New reservoir characterization technology benefits from a reality check.

Tien-When Lo, who was with Reservoir Characterization Research and Consulting Inc. (RC2) until its acquisition by Veritas, is vice president, integrated reservoir studies at VES.
Advanced reservoir characterization technology is breathing new life - and profits - into mature and marginal fields. By providing insights about what's really going on inside a reservoir, this technology leads to better, more cost-effective decisions about multimillion-dollar drilling investments and solutions to reservoir management problems.
For Texaco's Bryant G, a 30-year-old retrograde condensate field in Midland County, Texas, it meant a 2,500% increase in production. A horizontal drilling program designed and executed during a 3-year period using this technology added significant new reserves to the field.
Referred to as geostatistical reservoir characterization at Veritas DGC, the technology produces more accurate reservoir models and performance forecasts than are possible through traditional characterization techniques. Geostatistical reservoir characterization is a totally integrated process that incorporates expertise and data from all geoscience disciplines - geology, petrophysics, geophysics and reservoir engineering. Instead of disregarding or overriding the inherent conflicts between "soft" seismic data and "hard" well control data, geostatistical reservoir characterization "listens" to all the data, extracting everything they have to say about each other and the reservoir.
Geostatistics provides the common language that facilitates integration of seismic, well log, core and production data. Specialized tools and techniques bring these soft and hard data together through a systematic, repeatable procedure of interpreting and correlating these differences to interpolate reservoir properties. The result is a more detailed and reliable reservoir model than is possible with conventional methods.
Seismic data become more meaningful to reservoir characterization when geostatistical seismic inversion rigorously brings additional data from logs and transforms them into 5- to 10-ft vertical resolution, comparable to log-data resolution. By correlating seismic attributes with the geological model and reservoir properties indicated by well control, geostatistical techniques define the inter-well space, creating vertically and spatially high-resolution reservoir models. Such precise, realistic reflections of the geologic environment in which the reservoir was deposited also capture the complex heterogeneity in hydrocarbon reservoirs. As a result, these high-resolution, geostatistically derived models become a reliable basis for simulating and predicting reservoir and well performance, estimating recoverable reserves and identifying and deploying recovery methods that meet operators' needs to optimize production, minimize costs and mitigate risk.

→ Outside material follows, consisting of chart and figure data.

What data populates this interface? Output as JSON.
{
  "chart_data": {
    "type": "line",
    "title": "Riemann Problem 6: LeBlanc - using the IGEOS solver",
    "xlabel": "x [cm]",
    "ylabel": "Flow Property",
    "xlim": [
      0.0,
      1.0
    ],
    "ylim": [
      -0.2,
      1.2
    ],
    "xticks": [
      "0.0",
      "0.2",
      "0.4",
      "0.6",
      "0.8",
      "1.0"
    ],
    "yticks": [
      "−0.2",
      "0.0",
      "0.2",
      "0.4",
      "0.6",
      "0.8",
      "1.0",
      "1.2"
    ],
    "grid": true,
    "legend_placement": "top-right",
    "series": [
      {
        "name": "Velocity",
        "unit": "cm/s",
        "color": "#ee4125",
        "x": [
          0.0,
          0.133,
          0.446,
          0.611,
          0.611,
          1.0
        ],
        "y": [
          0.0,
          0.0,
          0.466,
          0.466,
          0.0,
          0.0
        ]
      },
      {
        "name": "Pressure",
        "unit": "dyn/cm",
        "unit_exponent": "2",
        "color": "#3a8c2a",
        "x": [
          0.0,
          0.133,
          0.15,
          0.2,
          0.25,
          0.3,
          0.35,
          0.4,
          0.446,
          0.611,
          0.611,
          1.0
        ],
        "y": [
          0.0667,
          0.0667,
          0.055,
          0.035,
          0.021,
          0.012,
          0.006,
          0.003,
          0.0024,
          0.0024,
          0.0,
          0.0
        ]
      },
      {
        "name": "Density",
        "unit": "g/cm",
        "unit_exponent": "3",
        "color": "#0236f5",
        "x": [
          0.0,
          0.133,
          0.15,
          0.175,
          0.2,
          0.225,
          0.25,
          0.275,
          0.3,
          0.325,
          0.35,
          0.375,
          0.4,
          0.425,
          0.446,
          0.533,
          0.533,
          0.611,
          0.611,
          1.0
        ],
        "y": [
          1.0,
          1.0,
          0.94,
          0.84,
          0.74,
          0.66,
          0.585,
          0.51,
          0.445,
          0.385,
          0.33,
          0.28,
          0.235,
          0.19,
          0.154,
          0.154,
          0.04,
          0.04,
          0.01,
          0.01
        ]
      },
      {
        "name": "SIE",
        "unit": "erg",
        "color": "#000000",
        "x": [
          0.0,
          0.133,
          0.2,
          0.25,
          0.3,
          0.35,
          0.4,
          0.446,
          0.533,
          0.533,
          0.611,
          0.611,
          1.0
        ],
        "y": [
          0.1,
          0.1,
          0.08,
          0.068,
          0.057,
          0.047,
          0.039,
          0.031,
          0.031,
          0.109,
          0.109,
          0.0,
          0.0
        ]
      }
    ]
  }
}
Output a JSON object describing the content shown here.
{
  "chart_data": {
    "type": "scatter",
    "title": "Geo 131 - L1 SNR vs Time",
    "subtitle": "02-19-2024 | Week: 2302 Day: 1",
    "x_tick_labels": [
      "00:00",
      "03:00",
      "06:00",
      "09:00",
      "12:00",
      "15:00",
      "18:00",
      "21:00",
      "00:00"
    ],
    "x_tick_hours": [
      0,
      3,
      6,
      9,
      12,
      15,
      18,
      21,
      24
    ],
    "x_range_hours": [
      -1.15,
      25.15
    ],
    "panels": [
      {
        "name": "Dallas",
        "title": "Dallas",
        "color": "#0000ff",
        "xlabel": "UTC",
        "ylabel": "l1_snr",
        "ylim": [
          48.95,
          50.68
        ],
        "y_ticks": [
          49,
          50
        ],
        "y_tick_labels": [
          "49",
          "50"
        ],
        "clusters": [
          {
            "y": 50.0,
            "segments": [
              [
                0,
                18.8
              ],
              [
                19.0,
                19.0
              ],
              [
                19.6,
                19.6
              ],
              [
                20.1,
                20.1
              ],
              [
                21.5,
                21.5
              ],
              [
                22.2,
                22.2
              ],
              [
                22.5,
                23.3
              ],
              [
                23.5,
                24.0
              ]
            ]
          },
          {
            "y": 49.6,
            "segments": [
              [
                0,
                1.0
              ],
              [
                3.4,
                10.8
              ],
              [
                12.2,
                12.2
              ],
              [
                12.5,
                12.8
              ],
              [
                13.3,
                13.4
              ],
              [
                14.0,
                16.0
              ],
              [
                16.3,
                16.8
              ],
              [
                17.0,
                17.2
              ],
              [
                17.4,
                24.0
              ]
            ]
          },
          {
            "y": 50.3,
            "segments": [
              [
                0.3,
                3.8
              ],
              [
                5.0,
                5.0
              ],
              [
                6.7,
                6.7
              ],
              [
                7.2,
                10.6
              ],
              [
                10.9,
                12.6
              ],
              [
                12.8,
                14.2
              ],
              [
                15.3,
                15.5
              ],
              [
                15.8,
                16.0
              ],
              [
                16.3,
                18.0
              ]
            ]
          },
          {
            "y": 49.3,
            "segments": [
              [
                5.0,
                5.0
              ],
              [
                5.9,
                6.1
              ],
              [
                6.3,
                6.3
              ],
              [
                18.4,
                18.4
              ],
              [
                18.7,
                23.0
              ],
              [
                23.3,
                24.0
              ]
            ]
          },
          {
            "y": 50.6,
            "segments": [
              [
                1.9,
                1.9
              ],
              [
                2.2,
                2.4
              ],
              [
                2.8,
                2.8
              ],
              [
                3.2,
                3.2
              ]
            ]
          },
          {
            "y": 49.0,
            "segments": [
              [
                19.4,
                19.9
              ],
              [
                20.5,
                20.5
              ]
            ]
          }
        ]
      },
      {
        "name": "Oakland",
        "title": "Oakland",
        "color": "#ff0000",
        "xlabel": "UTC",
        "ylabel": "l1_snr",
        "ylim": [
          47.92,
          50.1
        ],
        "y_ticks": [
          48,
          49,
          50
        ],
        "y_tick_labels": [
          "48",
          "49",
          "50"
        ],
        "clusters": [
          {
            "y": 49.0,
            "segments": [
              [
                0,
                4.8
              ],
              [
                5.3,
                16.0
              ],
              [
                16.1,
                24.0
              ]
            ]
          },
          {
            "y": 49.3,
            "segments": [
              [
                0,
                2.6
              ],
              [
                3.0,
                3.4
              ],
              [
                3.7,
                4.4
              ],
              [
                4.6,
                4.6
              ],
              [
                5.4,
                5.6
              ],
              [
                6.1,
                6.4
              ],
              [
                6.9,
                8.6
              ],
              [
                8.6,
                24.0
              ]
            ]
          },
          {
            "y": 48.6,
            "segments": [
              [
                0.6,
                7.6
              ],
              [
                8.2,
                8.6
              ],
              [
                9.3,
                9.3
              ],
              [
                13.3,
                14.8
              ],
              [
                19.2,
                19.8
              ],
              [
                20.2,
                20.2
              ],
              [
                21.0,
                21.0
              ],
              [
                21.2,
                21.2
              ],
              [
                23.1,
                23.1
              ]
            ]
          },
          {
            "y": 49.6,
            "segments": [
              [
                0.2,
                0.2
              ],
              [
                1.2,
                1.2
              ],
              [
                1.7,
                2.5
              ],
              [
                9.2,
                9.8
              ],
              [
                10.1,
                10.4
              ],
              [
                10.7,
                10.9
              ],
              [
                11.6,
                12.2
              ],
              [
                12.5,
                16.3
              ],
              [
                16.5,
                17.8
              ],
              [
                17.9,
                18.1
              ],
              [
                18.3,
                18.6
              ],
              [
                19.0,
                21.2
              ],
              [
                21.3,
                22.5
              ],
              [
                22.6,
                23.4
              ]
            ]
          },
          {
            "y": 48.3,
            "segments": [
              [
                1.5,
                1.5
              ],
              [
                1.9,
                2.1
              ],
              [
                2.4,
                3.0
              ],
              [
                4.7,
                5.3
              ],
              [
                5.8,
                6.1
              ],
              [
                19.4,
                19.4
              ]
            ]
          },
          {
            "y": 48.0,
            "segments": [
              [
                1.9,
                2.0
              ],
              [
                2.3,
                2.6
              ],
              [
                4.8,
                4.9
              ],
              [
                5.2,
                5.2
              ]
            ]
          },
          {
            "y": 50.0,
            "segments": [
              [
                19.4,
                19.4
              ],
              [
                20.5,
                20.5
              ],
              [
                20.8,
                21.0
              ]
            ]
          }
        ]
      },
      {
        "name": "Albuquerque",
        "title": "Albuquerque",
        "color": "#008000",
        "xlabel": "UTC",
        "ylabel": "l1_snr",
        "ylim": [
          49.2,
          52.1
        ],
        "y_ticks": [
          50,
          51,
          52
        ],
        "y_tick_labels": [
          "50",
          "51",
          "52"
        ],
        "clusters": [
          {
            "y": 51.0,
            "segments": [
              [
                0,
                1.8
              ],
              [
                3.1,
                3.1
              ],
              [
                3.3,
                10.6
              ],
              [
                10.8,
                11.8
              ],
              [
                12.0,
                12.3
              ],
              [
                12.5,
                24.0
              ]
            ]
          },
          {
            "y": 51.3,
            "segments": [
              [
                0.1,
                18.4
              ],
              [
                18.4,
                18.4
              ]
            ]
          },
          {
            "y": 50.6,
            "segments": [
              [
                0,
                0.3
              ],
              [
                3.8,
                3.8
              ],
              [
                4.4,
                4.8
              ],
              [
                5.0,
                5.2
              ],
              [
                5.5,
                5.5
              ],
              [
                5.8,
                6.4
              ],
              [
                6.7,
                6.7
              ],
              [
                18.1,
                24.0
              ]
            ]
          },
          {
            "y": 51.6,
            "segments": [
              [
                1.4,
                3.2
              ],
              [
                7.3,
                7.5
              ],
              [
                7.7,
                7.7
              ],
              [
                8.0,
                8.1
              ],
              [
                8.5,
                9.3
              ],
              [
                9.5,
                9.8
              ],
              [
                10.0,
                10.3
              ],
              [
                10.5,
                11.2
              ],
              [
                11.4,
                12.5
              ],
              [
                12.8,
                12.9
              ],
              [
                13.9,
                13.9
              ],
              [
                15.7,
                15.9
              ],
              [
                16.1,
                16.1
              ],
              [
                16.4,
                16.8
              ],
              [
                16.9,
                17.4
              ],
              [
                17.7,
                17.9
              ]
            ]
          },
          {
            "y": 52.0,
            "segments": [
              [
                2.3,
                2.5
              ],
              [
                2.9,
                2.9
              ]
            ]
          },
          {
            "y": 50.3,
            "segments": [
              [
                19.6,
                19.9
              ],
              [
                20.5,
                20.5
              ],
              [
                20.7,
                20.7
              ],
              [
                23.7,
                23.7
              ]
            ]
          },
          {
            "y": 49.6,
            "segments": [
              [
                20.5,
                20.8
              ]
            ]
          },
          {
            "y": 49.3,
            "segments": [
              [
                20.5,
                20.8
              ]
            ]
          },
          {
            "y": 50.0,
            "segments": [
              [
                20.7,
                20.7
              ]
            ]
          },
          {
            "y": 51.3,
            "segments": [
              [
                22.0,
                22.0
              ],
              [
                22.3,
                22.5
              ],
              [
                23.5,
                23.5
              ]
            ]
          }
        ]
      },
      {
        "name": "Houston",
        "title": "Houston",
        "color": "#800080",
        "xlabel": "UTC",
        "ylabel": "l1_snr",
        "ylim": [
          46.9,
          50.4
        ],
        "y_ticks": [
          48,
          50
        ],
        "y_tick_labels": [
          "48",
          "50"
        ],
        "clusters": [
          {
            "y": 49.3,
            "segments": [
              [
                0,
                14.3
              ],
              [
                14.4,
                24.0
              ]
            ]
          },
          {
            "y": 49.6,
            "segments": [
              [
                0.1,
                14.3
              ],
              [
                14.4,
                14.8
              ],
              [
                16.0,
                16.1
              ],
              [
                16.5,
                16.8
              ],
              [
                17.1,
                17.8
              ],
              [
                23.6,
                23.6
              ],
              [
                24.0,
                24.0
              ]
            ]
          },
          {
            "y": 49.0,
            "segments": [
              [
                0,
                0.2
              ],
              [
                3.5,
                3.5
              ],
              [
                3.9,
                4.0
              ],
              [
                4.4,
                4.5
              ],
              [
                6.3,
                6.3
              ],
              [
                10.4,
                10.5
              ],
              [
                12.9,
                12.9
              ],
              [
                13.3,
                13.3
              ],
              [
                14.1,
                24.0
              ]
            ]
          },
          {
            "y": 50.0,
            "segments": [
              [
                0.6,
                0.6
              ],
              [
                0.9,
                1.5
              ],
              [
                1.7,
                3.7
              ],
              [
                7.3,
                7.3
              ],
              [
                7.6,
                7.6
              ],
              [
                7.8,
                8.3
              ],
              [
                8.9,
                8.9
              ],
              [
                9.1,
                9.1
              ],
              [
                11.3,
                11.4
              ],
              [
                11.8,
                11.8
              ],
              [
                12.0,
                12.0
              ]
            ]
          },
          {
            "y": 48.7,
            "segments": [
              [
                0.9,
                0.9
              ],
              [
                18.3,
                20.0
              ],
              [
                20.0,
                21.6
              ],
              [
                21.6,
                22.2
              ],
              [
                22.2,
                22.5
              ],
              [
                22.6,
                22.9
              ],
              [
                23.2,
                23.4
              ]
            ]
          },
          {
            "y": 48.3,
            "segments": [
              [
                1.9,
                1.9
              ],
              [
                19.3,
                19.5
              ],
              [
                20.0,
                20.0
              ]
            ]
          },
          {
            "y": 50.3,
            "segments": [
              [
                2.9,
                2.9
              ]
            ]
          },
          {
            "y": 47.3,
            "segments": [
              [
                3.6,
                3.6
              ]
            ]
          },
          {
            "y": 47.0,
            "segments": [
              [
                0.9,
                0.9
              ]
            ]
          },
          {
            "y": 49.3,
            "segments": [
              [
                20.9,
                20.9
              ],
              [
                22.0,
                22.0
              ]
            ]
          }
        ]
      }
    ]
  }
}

The geostatistical reservoir characterization approach is also faster and more efficient than traditional reservoir technologies. An integrated team effort takes less time than individual disciplines working in a vacuum and allows discrepancies to be resolved as soon as they are identified. Model-building is an iterative process, seamlessly displayed in high-tech visualization facilities where multidisciplinary teams interactively manipulate and quickly collaborate on complex data and models.
Bryant G: Better than ever
Discovered in 1965 and on line since 1967, Bryant G's daily production from 19 wells peaked at 600 bbl of oil. Following a steady course of decline, daily production was down to about 2 MMcf of gas and 100 bbl by late 1995. Cumulative production at that time was about 28 Bcf of gas and 1.8 million bbl of oil. Although 3-D seismic data indicated significant reserves were not being tapped, 11 infill wells drilled between June 1994 and October 1995 didn't provide the desired boost to production. The question was how to get to the reserves and improve recovery efficiency.
Geostatistical reservoir characterization provided the answers. Data used in Texaco's geostatistical reservoir study included log and core samples from 55 wells and 30 sq miles (78 sq km) of 3-D seismic data acquired in November 1993. With geostatistical tools and expertise, these data were quantitatively integrated.
By using all the data, for example, correlation was established between porosity and impedance for each well rather than for all the wells mixed together as traditional reservoir characterization methods would do. Listening to the data meant recognizing there were significant differences from well to well, suggesting the field couldn't be drilled in a usual pattern.
Another geostatistical tool, "cloud transform," generated a permeability model that preserved the large variation of permeability values observed from core data. Because these extremely high- and low-permeability values dictate the flow characteristics of the reservoir, preserving the variations resulted in a much more realistic permeability model than standard (nongeostatistical) methods could produce.
From these data, a reservoir model was constructed that successfully predicted flow history and convincingly suggested optimum development choices. Well planning located and designed horizontal drilling to target the main producing level.
In February 1996, the first horizontal well came on line producing more than 3.5 MMcf/d of gas, and it remains one of the best horizontal wells in the field. Based on the same approach, during the next 3 years, Texaco drilled another 28 horizontal wells in the unit.
Recovery efficiency was improved. Daily production peaked at 56 MMcf of gas, more than 2,500 bbl of oil and 8,000 bbl of natural gas liquids, about a 25-fold increase. Field recovery for the 3-year period after the application of geostatistical reservoir characterization technology was about twice the recovery rate during the first 30 years of the field's life. The cost of about US $53 million for the 3-year drilling program paid off in the first year.